Kemudian gue menerima sekotak susu dan sebatang cokelat tersebut lalu jatuh diantara otot-ototnya yang kekar. FAK! Khayalan macam apa ini! Membayangkannya aja udah ngeri duluan!
Rasanya gue pengin pergi ke luar. Membeli sebatang cokelat dan setangkai bunga lalu memberikan hadiah kepadanya. Tapi gue dikalahkan oleh rasa malu dan nggak enakan. Lucu, ya, bagaimana sebuah status bisa menghalangi seseorang yang ingin mengungkapkan senggenap isi hati. Karena sebuah status, gue jadi sulit menyampaikan hal ini ke dia.
Tapi nggak mungkin gue lakuin. Pada akhirnya, gue menghadiahi diri sendiri. Karena gue orangnya anti mainstream, bukan cokelat yang gue hadiahi. Melainkan sebuah buku. Halah!
Selesai makan kami menemani Willy pergi ke kampus. Sementara Willy menyelesaikan urusannya, gue pergi sebentar buat ngeupdate buku tabungan.
“Ayo Za, kita ke starducks.” Ajak Aldo di depan pintu keluar sebuah bank.
“Ayo, tapi gue nggak mesen.”
“Kenapa gitu?” tanyanya penasaran.
“Lagi nabung.”
Selesai dari Starducks, gue mampir sebentar ke toko buku yang kebetulan letaknya tak jauh dari café. Gue melihat-lihat buku-buku yang terpajang. Beberapa diantaranya ada yang menarik. Berbeda dari toko buku pada umumnya, toko buku di sini khusus menjual buku-buku import. “Ada nggak, Za?” tanya Aldo.
“Ada. Tapi yang gue cari kayaknya nggak ada deh,” jawab gue.
Gue hampir ingin meninggalkan toko tersebut. Langkah kaki gue terhenti lalu bibir gue meracau di luar kendali. “Ada Norwegian Wood karya Haruki Murakami nggak, mbak?”
Gue baru menyadarinya setelah kata-kata tersebut meluncur dengan bebas. “Ada”
“Di mana?” lanjut gue.
Mbak-mbak tersebut menuntun gue ke barisan terdepan. “Ini,” katanya menunjuk sebuah buku yang judulnya sama persis dengan yang gue ucapin.
Mata gue tertuju langsung pada judul dan cover dari buku tersebut. Bener aja. Buku yang gue cari ternyata ada. Gue langsung menarik buku tersebut lalu membalikkan posisinya supaya bisa melihat harga yang tertera di belakangnya. Seratus dua puluh dua ribu, di situ tertulis.
Baca Juga: Kaget!
“Oke, gue ambil yang ini.”
Tanpa pikir panjang gue membawa buku tersebut menuju kasir untuk membayarnya.
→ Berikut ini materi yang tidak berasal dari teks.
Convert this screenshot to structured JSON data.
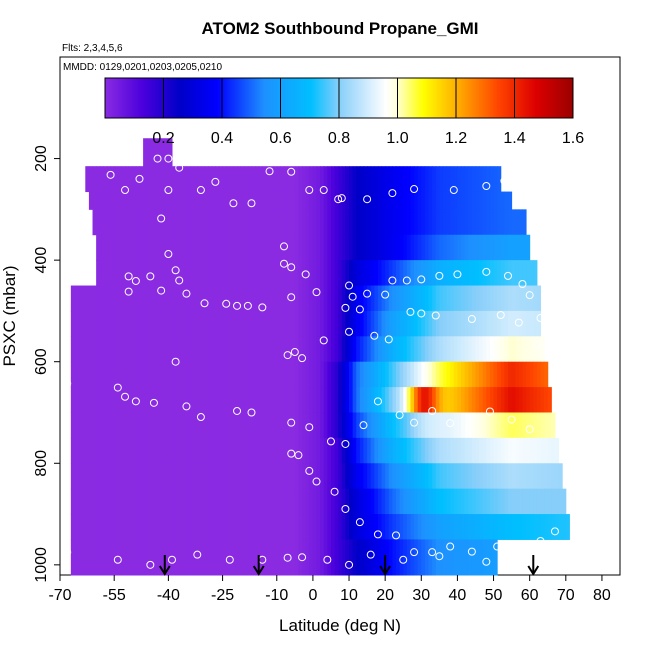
{
  "chart_data": {
    "type": "heatmap",
    "title": "ATOM2 Southbound Propane_GMI",
    "flights_note": "Flts: 2,3,4,5,6",
    "dates_note": "MMDD: 0129,0201,0203,0205,0210",
    "xlabel": "Latitude (deg N)",
    "ylabel": "PSXC (mbar)",
    "xlim": [
      -70,
      85
    ],
    "ylim": [
      1020,
      0
    ],
    "x_ticks": [
      -70,
      -55,
      -40,
      -25,
      -10,
      0,
      10,
      20,
      30,
      40,
      50,
      60,
      70,
      80
    ],
    "y_ticks": [
      200,
      400,
      600,
      800,
      1000
    ],
    "colorbar": {
      "min": 0.0,
      "max": 1.6,
      "ticks": [
        0.2,
        0.4,
        0.6,
        0.8,
        1.0,
        1.2,
        1.4,
        1.6
      ],
      "tick_labels": [
        "0.2",
        "0.4",
        "0.6",
        "0.8",
        "1.0",
        "1.2",
        "1.4",
        "1.6"
      ],
      "colors": [
        "#8a2be2",
        "#4b00dc",
        "#0000c8",
        "#0000ff",
        "#1e90ff",
        "#00bfff",
        "#87cefa",
        "#ffffff",
        "#ffffe0",
        "#ffff00",
        "#ffa500",
        "#ff4500",
        "#dd0000",
        "#9b0000"
      ],
      "color_stops": [
        0.0,
        0.08,
        0.16,
        0.24,
        0.34,
        0.44,
        0.5,
        0.6,
        0.62,
        0.68,
        0.76,
        0.84,
        0.92,
        1.0
      ]
    },
    "p_bins": [
      [
        160,
        215
      ],
      [
        215,
        265
      ],
      [
        265,
        300
      ],
      [
        300,
        350
      ],
      [
        350,
        400
      ],
      [
        400,
        450
      ],
      [
        450,
        500
      ],
      [
        500,
        550
      ],
      [
        550,
        600
      ],
      [
        600,
        650
      ],
      [
        650,
        700
      ],
      [
        700,
        750
      ],
      [
        750,
        800
      ],
      [
        800,
        850
      ],
      [
        850,
        900
      ],
      [
        900,
        950
      ],
      [
        950,
        1020
      ]
    ],
    "extents": [
      [
        -47,
        -39
      ],
      [
        -63,
        52
      ],
      [
        -62,
        55
      ],
      [
        -61,
        59
      ],
      [
        -60,
        60
      ],
      [
        -60,
        62
      ],
      [
        -67,
        63
      ],
      [
        -67,
        63
      ],
      [
        -67,
        64
      ],
      [
        -67,
        65
      ],
      [
        -67,
        66
      ],
      [
        -67,
        67
      ],
      [
        -67,
        68
      ],
      [
        -67,
        69
      ],
      [
        -67,
        70
      ],
      [
        -67,
        71
      ],
      [
        -67,
        51
      ]
    ],
    "field_profiles": [
      [
        -70,
        0.0
      ],
      [
        -5,
        0.0
      ],
      [
        2,
        0.05
      ],
      [
        7,
        0.15
      ],
      [
        12,
        0.25
      ],
      [
        22,
        0.35
      ],
      [
        35,
        0.45
      ],
      [
        55,
        0.5
      ],
      [
        85,
        0.5
      ]
    ],
    "field_boosts": [
      [
        0.0,
        0.0,
        0.0,
        0.0,
        0.0,
        0.0,
        0.0,
        0.0,
        0.0
      ],
      [
        0.0,
        0.0,
        0.0,
        0.0,
        0.0,
        0.0,
        0.0,
        0.0,
        0.0
      ],
      [
        0.0,
        0.0,
        0.0,
        0.0,
        0.0,
        0.0,
        0.0,
        0.0,
        0.0
      ],
      [
        0.0,
        0.0,
        0.0,
        0.0,
        0.0,
        0.0,
        0.0,
        0.0,
        0.0
      ],
      [
        0.0,
        0.0,
        0.0,
        0.0,
        0.0,
        0.0,
        0.05,
        0.1,
        0.1
      ],
      [
        0.0,
        0.0,
        0.0,
        0.0,
        0.05,
        0.1,
        0.2,
        0.25,
        0.25
      ],
      [
        0.0,
        0.0,
        0.0,
        0.0,
        0.1,
        0.2,
        0.3,
        0.35,
        0.3
      ],
      [
        0.0,
        0.0,
        0.0,
        0.0,
        0.1,
        0.25,
        0.35,
        0.4,
        0.35
      ],
      [
        0.0,
        0.0,
        0.0,
        0.0,
        0.15,
        0.3,
        0.4,
        0.5,
        0.4
      ],
      [
        0.0,
        0.0,
        0.0,
        0.05,
        0.25,
        0.4,
        0.6,
        0.9,
        0.6
      ],
      [
        0.0,
        0.0,
        0.0,
        0.05,
        0.25,
        0.45,
        0.65,
        0.95,
        0.65
      ],
      [
        0.0,
        0.0,
        0.0,
        0.05,
        0.2,
        0.35,
        0.45,
        0.55,
        0.45
      ],
      [
        0.0,
        0.0,
        0.0,
        0.0,
        0.15,
        0.3,
        0.4,
        0.45,
        0.4
      ],
      [
        0.0,
        0.0,
        0.0,
        0.0,
        0.1,
        0.2,
        0.3,
        0.35,
        0.3
      ],
      [
        0.0,
        0.0,
        0.0,
        0.0,
        0.05,
        0.15,
        0.25,
        0.3,
        0.3
      ],
      [
        0.0,
        0.0,
        0.0,
        0.0,
        0.05,
        0.1,
        0.15,
        0.2,
        0.25
      ],
      [
        0.0,
        0.0,
        0.0,
        0.0,
        0.0,
        0.05,
        0.1,
        0.1,
        0.1
      ]
    ],
    "hotspots": [
      {
        "lat": 31,
        "p": 680,
        "value": 1.45,
        "lat_radius": 4,
        "p_radius": 28
      },
      {
        "lat": 55,
        "p": 650,
        "value": 1.0,
        "lat_radius": 2,
        "p_radius": 25
      },
      {
        "lat": 36,
        "p": 620,
        "value": 0.75,
        "lat_radius": 5,
        "p_radius": 40
      }
    ],
    "samples": [
      [
        -43,
        200
      ],
      [
        -40,
        200
      ],
      [
        -37,
        218
      ],
      [
        -56,
        232
      ],
      [
        -48,
        240
      ],
      [
        -52,
        262
      ],
      [
        -40,
        262
      ],
      [
        -31,
        262
      ],
      [
        -22,
        288
      ],
      [
        -17,
        288
      ],
      [
        -27,
        246
      ],
      [
        -12,
        225
      ],
      [
        -6,
        226
      ],
      [
        -1,
        262
      ],
      [
        3,
        262
      ],
      [
        7,
        280
      ],
      [
        8,
        278
      ],
      [
        15,
        280
      ],
      [
        22,
        268
      ],
      [
        28,
        260
      ],
      [
        39,
        262
      ],
      [
        48,
        254
      ],
      [
        53,
        244
      ],
      [
        63,
        267
      ],
      [
        -42,
        318
      ],
      [
        -40,
        388
      ],
      [
        -38,
        420
      ],
      [
        -37,
        440
      ],
      [
        -45,
        432
      ],
      [
        -42,
        460
      ],
      [
        -51,
        462
      ],
      [
        -49,
        441
      ],
      [
        -51,
        432
      ],
      [
        -35,
        466
      ],
      [
        -30,
        485
      ],
      [
        -24,
        486
      ],
      [
        -21,
        490
      ],
      [
        -18,
        490
      ],
      [
        -14,
        493
      ],
      [
        -8,
        373
      ],
      [
        -8,
        407
      ],
      [
        -6,
        414
      ],
      [
        -2,
        428
      ],
      [
        -6,
        473
      ],
      [
        1,
        463
      ],
      [
        10,
        450
      ],
      [
        11,
        472
      ],
      [
        15,
        466
      ],
      [
        20,
        468
      ],
      [
        22,
        440
      ],
      [
        26,
        440
      ],
      [
        30,
        438
      ],
      [
        35,
        431
      ],
      [
        40,
        428
      ],
      [
        48,
        423
      ],
      [
        54,
        431
      ],
      [
        58,
        447
      ],
      [
        60,
        469
      ],
      [
        -7,
        587
      ],
      [
        -5,
        581
      ],
      [
        -3,
        593
      ],
      [
        3,
        558
      ],
      [
        10,
        541
      ],
      [
        9,
        494
      ],
      [
        13,
        497
      ],
      [
        17,
        549
      ],
      [
        21,
        556
      ],
      [
        27,
        502
      ],
      [
        30,
        505
      ],
      [
        34,
        509
      ],
      [
        44,
        516
      ],
      [
        52,
        508
      ],
      [
        57,
        523
      ],
      [
        63,
        514
      ],
      [
        62,
        566
      ],
      [
        66,
        570
      ],
      [
        -68,
        643
      ],
      [
        -54,
        651
      ],
      [
        -52,
        669
      ],
      [
        -49,
        678
      ],
      [
        -44,
        681
      ],
      [
        -38,
        600
      ],
      [
        -35,
        688
      ],
      [
        -31,
        709
      ],
      [
        -21,
        697
      ],
      [
        -17,
        700
      ],
      [
        -6,
        720
      ],
      [
        -1,
        729
      ],
      [
        5,
        757
      ],
      [
        9,
        762
      ],
      [
        14,
        725
      ],
      [
        18,
        678
      ],
      [
        24,
        705
      ],
      [
        28,
        720
      ],
      [
        33,
        697
      ],
      [
        38,
        721
      ],
      [
        44,
        708
      ],
      [
        49,
        698
      ],
      [
        55,
        714
      ],
      [
        60,
        733
      ],
      [
        -6,
        781
      ],
      [
        -4,
        784
      ],
      [
        -1,
        815
      ],
      [
        1,
        836
      ],
      [
        6,
        856
      ],
      [
        9,
        890
      ],
      [
        13,
        916
      ],
      [
        18,
        940
      ],
      [
        23,
        942
      ],
      [
        28,
        975
      ],
      [
        33,
        975
      ],
      [
        38,
        964
      ],
      [
        44,
        974
      ],
      [
        51,
        964
      ],
      [
        57,
        972
      ],
      [
        63,
        953
      ],
      [
        67,
        934
      ],
      [
        -68,
        975
      ],
      [
        -54,
        990
      ],
      [
        -45,
        1000
      ],
      [
        -39,
        990
      ],
      [
        -32,
        980
      ],
      [
        -23,
        990
      ],
      [
        -14,
        990
      ],
      [
        -7,
        986
      ],
      [
        -3,
        985
      ],
      [
        4,
        990
      ],
      [
        10,
        1000
      ],
      [
        16,
        980
      ],
      [
        25,
        990
      ],
      [
        35,
        983
      ],
      [
        48,
        994
      ]
    ],
    "arrows": [
      -41,
      -15,
      20,
      61
    ]
  }
}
Yang lucu dari toko buku ini, harganya lebih murah dibanding toko buku yang biasanya gue kunjungi setiap pergi ke mall-mall. Muncul pikiran-pikiran negative tiap kali gue melihat harga yang tertera di punggung buku. Jangan-jangan buku ini second, pikir gue. Harganya berbanding terbalik dari harga yang gue lihat di toko buku lain. Bedanya seratus lima puluh ribu lebih.
Setelah melunasi pembayaran untuk buku tersebut, kami kembali ke sekre.
“Mau ke GI, nggak?” tanya Ivan.
“Siapa aja?” tanya gue. Maksudnya, siapa aja yang ikut ke Grand Indonesia.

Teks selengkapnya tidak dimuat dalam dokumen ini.